|June 13, 2013||BSc Presentation: Formal Specification and Verification of OpenCL Kernel Optimizations|
|Room: Zi 5126||Jeroen Vonk|
Computing general problems using the graphical processing unit (GPU) of a device is an emerging field. The parallel structure of the GPU allows for massive concurrency, when executing a program. Therefore, by execute (a part of) the code on the GPU, a previously unused resource can be used, to achieve a speed-up of an application. Previously, programming on GPUs was a tedious job, and the implementation was depending on the manufacturer - or even on the model of the GPU. With the arrival of OpenCL, an open and broad platform was offered, focussed to deliver General Purpose computing on the GPU, or GPGPU to a broader audience. Despite the sometimes simple appearance of OpenCL code, it is important to keep in mind that threads running the code can be executed concurrently with thousands of threads. All these threads concurrently executing, and potentially accessing the same memory locations, can easily lead to implementation errors.
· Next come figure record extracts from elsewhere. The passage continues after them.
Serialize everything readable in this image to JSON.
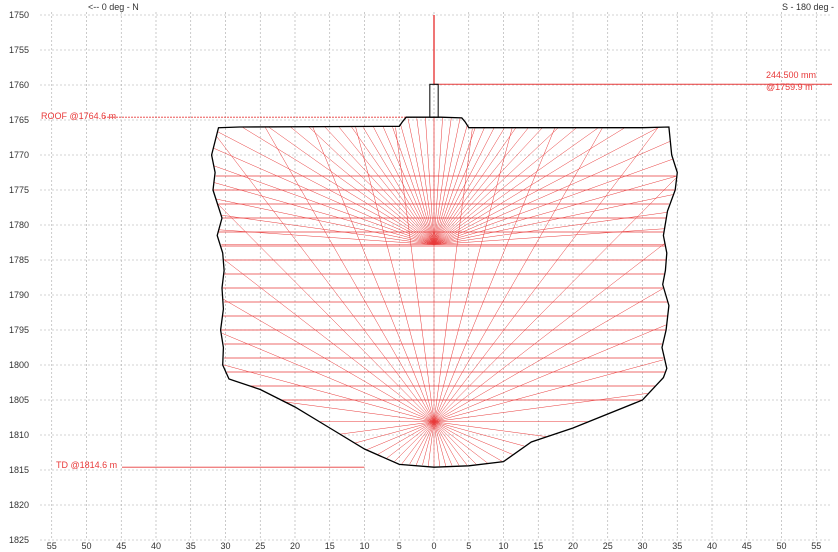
{
  "header": {
    "left_direction": "<-- 0 deg - N",
    "right_direction": "S - 180 deg -"
  },
  "colors": {
    "grid": "#a8a8a8",
    "outline": "#000000",
    "scan": "#e83a3a",
    "text": "#333333"
  },
  "chart_data": {
    "type": "scatter",
    "y_ticks": [
      "1750",
      "1755",
      "1760",
      "1765",
      "1770",
      "1775",
      "1780",
      "1785",
      "1790",
      "1795",
      "1800",
      "1805",
      "1810",
      "1815",
      "1820",
      "1825"
    ],
    "x_ticks": [
      "55",
      "50",
      "45",
      "40",
      "35",
      "30",
      "25",
      "20",
      "15",
      "10",
      "5",
      "0",
      "5",
      "10",
      "15",
      "20",
      "25",
      "30",
      "35",
      "40",
      "45",
      "50",
      "55"
    ],
    "xlim": [
      -57,
      57
    ],
    "ylim": [
      1750,
      1826
    ],
    "grid": true,
    "annotations": {
      "casing_label_1": "244.500 mm",
      "casing_label_2": "@1759.9 m",
      "casing_depth": 1759.9,
      "roof_label": "ROOF @1764.6 m",
      "roof_depth": 1764.6,
      "td_label": "TD @1814.6 m",
      "td_depth": 1814.6
    },
    "scan_origins": [
      {
        "x": 0,
        "depth": 1782.8
      },
      {
        "x": 0,
        "depth": 1808.1
      }
    ],
    "horizontal_scan_depths": [
      1773,
      1775,
      1777,
      1779,
      1781,
      1783,
      1785,
      1787,
      1789,
      1791,
      1793,
      1795,
      1797,
      1799,
      1801,
      1803,
      1805
    ],
    "outline": [
      [
        -1,
        1764.6
      ],
      [
        -4,
        1764.6
      ],
      [
        -4.5,
        1765.2
      ],
      [
        -5,
        1765.9
      ],
      [
        -28,
        1766.0
      ],
      [
        -31,
        1766.1
      ],
      [
        -32,
        1770.0
      ],
      [
        -31.5,
        1772.5
      ],
      [
        -31.8,
        1775.0
      ],
      [
        -30.5,
        1779.0
      ],
      [
        -31.2,
        1781.5
      ],
      [
        -30.4,
        1784.0
      ],
      [
        -30.2,
        1786.5
      ],
      [
        -30.5,
        1789.0
      ],
      [
        -30.3,
        1792.0
      ],
      [
        -30.7,
        1795.0
      ],
      [
        -30.3,
        1797.5
      ],
      [
        -30.4,
        1800.0
      ],
      [
        -29.5,
        1802.0
      ],
      [
        -25,
        1803.5
      ],
      [
        -20,
        1806.0
      ],
      [
        -15,
        1809.0
      ],
      [
        -10,
        1812.0
      ],
      [
        -5,
        1814.2
      ],
      [
        0,
        1814.6
      ],
      [
        5,
        1814.4
      ],
      [
        10,
        1813.8
      ],
      [
        14,
        1811.0
      ],
      [
        20,
        1809.0
      ],
      [
        30,
        1805.0
      ],
      [
        33,
        1801.8
      ],
      [
        33.5,
        1800.5
      ],
      [
        32.8,
        1797.5
      ],
      [
        33.4,
        1795.0
      ],
      [
        33.8,
        1791.5
      ],
      [
        32.9,
        1788.5
      ],
      [
        33.3,
        1786.5
      ],
      [
        33.5,
        1784.0
      ],
      [
        33.0,
        1781.5
      ],
      [
        33.6,
        1778.0
      ],
      [
        34.7,
        1775.0
      ],
      [
        35.0,
        1772.5
      ],
      [
        34.2,
        1770.0
      ],
      [
        33.8,
        1766.0
      ],
      [
        30,
        1766.1
      ],
      [
        5,
        1766.1
      ],
      [
        4.5,
        1765.3
      ],
      [
        4,
        1764.7
      ],
      [
        1,
        1764.6
      ]
    ]
  }
}
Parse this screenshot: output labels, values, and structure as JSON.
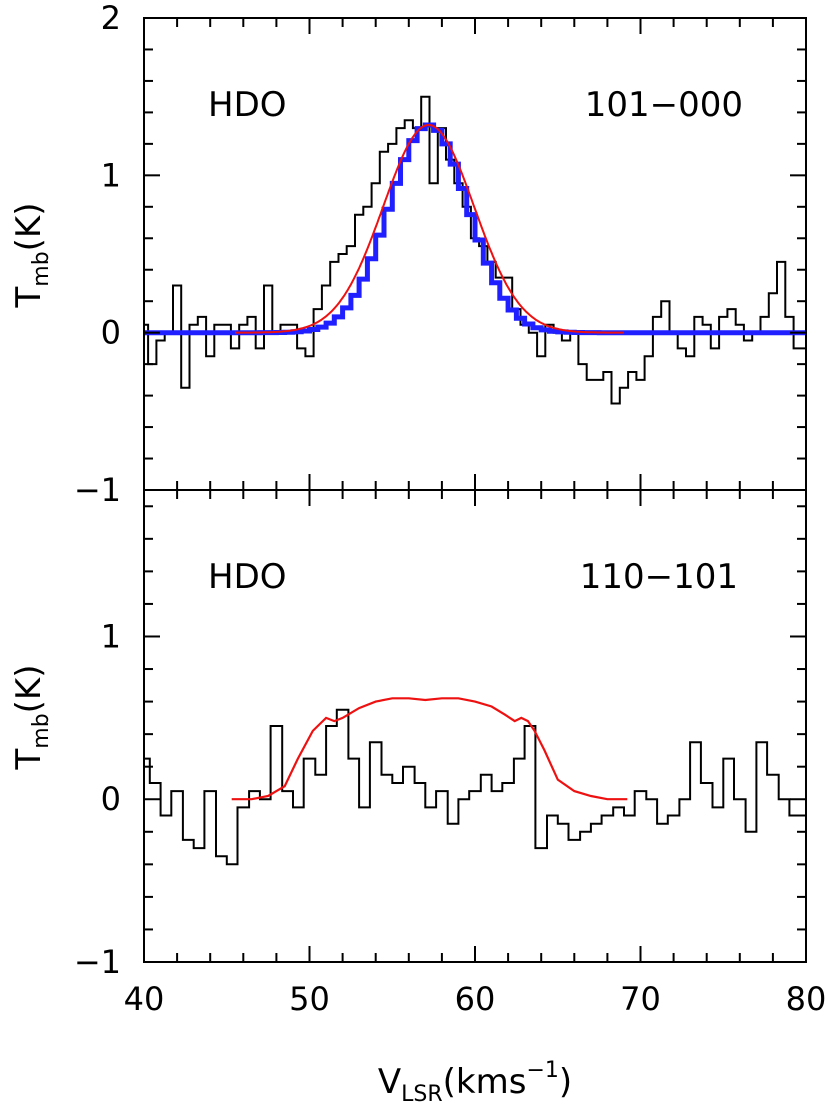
{
  "chart_data": [
    {
      "type": "line",
      "panel": "top",
      "species_label": "HDO",
      "transition_label": "101−000",
      "ylabel": "T",
      "ylabel_sub": "mb",
      "ylabel_unit": "(K)",
      "xlim": [
        40,
        80
      ],
      "ylim": [
        -1,
        2
      ],
      "y_ticks": [
        "2",
        "1",
        "0",
        "−1"
      ],
      "series": [
        {
          "style": "step",
          "color": "#000000",
          "x": [
            40,
            40.5,
            41,
            41.5,
            42,
            42.5,
            43,
            43.5,
            44,
            44.5,
            45,
            45.5,
            46,
            46.5,
            47,
            47.5,
            48,
            48.5,
            49,
            49.5,
            50,
            50.5,
            51,
            51.5,
            52,
            52.5,
            53,
            53.5,
            54,
            54.5,
            55,
            55.5,
            56,
            56.5,
            57,
            57.5,
            58,
            58.5,
            59,
            59.5,
            60,
            60.5,
            61,
            61.5,
            62,
            62.5,
            63,
            63.5,
            64,
            64.5,
            65,
            65.5,
            66,
            66.5,
            67,
            67.5,
            68,
            68.5,
            69,
            69.5,
            70,
            70.5,
            71,
            71.5,
            72,
            72.5,
            73,
            73.5,
            74,
            74.5,
            75,
            75.5,
            76,
            76.5,
            77,
            77.5,
            78,
            78.5,
            79,
            79.5
          ],
          "y": [
            0.05,
            -0.2,
            -0.05,
            0.0,
            0.3,
            -0.35,
            0.05,
            0.1,
            -0.15,
            0.05,
            0.05,
            -0.1,
            0.05,
            0.1,
            -0.1,
            0.3,
            0.0,
            0.05,
            0.05,
            -0.1,
            -0.15,
            0.15,
            0.3,
            0.45,
            0.5,
            0.55,
            0.75,
            0.8,
            0.95,
            1.15,
            1.2,
            1.3,
            1.35,
            1.3,
            1.5,
            0.95,
            1.3,
            1.1,
            0.95,
            0.8,
            0.6,
            0.55,
            0.45,
            0.35,
            0.35,
            0.15,
            0.05,
            0.0,
            -0.15,
            0.05,
            0.0,
            -0.05,
            0.0,
            -0.2,
            -0.3,
            -0.3,
            -0.25,
            -0.45,
            -0.35,
            -0.25,
            -0.3,
            -0.15,
            0.1,
            0.2,
            0.0,
            -0.1,
            -0.15,
            0.1,
            0.05,
            -0.1,
            0.1,
            0.15,
            0.05,
            -0.05,
            0.0,
            0.1,
            0.25,
            0.45,
            0.1,
            -0.1
          ]
        },
        {
          "style": "step-model",
          "color": "#1f1fff",
          "mu": 57.2,
          "amplitude": 1.32,
          "sigma": 2.4,
          "x_range": [
            40,
            80
          ],
          "step": 0.5
        },
        {
          "style": "line-model",
          "color": "#ee1111",
          "mu": 57.2,
          "amplitude": 1.32,
          "sigma": 2.75,
          "x_range": [
            45.5,
            69
          ]
        }
      ]
    },
    {
      "type": "line",
      "panel": "bottom",
      "species_label": "HDO",
      "transition_label": "110−101",
      "ylabel": "T",
      "ylabel_sub": "mb",
      "ylabel_unit": "(K)",
      "xlabel": "V",
      "xlabel_sub": "LSR",
      "xlabel_unit": "(kms",
      "xlabel_sup": "−1",
      "xlabel_close": ")",
      "xlim": [
        40,
        80
      ],
      "ylim": [
        -1,
        1.9
      ],
      "y_ticks": [
        "1",
        "0",
        "−1"
      ],
      "x_ticks": [
        "40",
        "50",
        "60",
        "70",
        "80"
      ],
      "series": [
        {
          "style": "step",
          "color": "#000000",
          "x": [
            40,
            40.7,
            41.3,
            42,
            42.7,
            43.3,
            44,
            44.7,
            45.3,
            46,
            46.7,
            47.3,
            48,
            48.7,
            49.3,
            50,
            50.7,
            51.3,
            52,
            52.7,
            53.3,
            54,
            54.7,
            55.3,
            56,
            56.7,
            57.3,
            58,
            58.7,
            59.3,
            60,
            60.7,
            61.3,
            62,
            62.7,
            63.3,
            64,
            64.7,
            65.3,
            66,
            66.7,
            67.3,
            68,
            68.7,
            69.3,
            70,
            70.7,
            71.3,
            72,
            72.7,
            73.3,
            74,
            74.7,
            75.3,
            76,
            76.7,
            77.3,
            78,
            78.7,
            79.3
          ],
          "y": [
            0.25,
            0.1,
            -0.1,
            0.05,
            -0.25,
            -0.3,
            0.05,
            -0.35,
            -0.4,
            -0.05,
            0.05,
            0.0,
            0.45,
            0.05,
            -0.05,
            0.25,
            0.15,
            0.45,
            0.55,
            0.25,
            -0.05,
            0.35,
            0.15,
            0.1,
            0.2,
            0.1,
            -0.05,
            0.05,
            -0.15,
            0.0,
            0.05,
            0.15,
            0.05,
            0.1,
            0.25,
            0.45,
            -0.3,
            -0.1,
            -0.15,
            -0.25,
            -0.2,
            -0.15,
            -0.1,
            -0.05,
            -0.1,
            0.05,
            0.0,
            -0.15,
            -0.1,
            0.0,
            0.35,
            0.1,
            -0.05,
            0.25,
            0.0,
            -0.2,
            0.35,
            0.15,
            0.0,
            -0.1
          ]
        },
        {
          "style": "line",
          "color": "#ee1111",
          "x": [
            45.3,
            46.5,
            47.5,
            48.5,
            49.3,
            50.2,
            51.0,
            51.5,
            52.0,
            53.0,
            54.0,
            55.0,
            56.0,
            57.0,
            58.0,
            59.0,
            60.0,
            61.0,
            61.8,
            62.4,
            62.8,
            63.2,
            63.6,
            64.2,
            65.0,
            66.0,
            67.0,
            68.0,
            69.2
          ],
          "y": [
            0.0,
            0.0,
            0.02,
            0.08,
            0.25,
            0.42,
            0.5,
            0.48,
            0.5,
            0.56,
            0.6,
            0.62,
            0.62,
            0.61,
            0.62,
            0.62,
            0.6,
            0.57,
            0.52,
            0.48,
            0.5,
            0.48,
            0.42,
            0.3,
            0.12,
            0.05,
            0.02,
            0.0,
            0.0
          ]
        }
      ]
    }
  ]
}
This research is focussed on verifying OpenCL code, using permission-based separation logic, to prevent those errors in an early stage. Moreover, we have investigated what the consequences are of optimizations of a OpenCL-program for the verification of that program. It is common practice to use optimization in GPGPU, since the code executed on the GPU is often "resource-hungry", either for memory, processing power, or both. Therefore, optimizing the GPGPU part of a program will often result in a significant speed-up.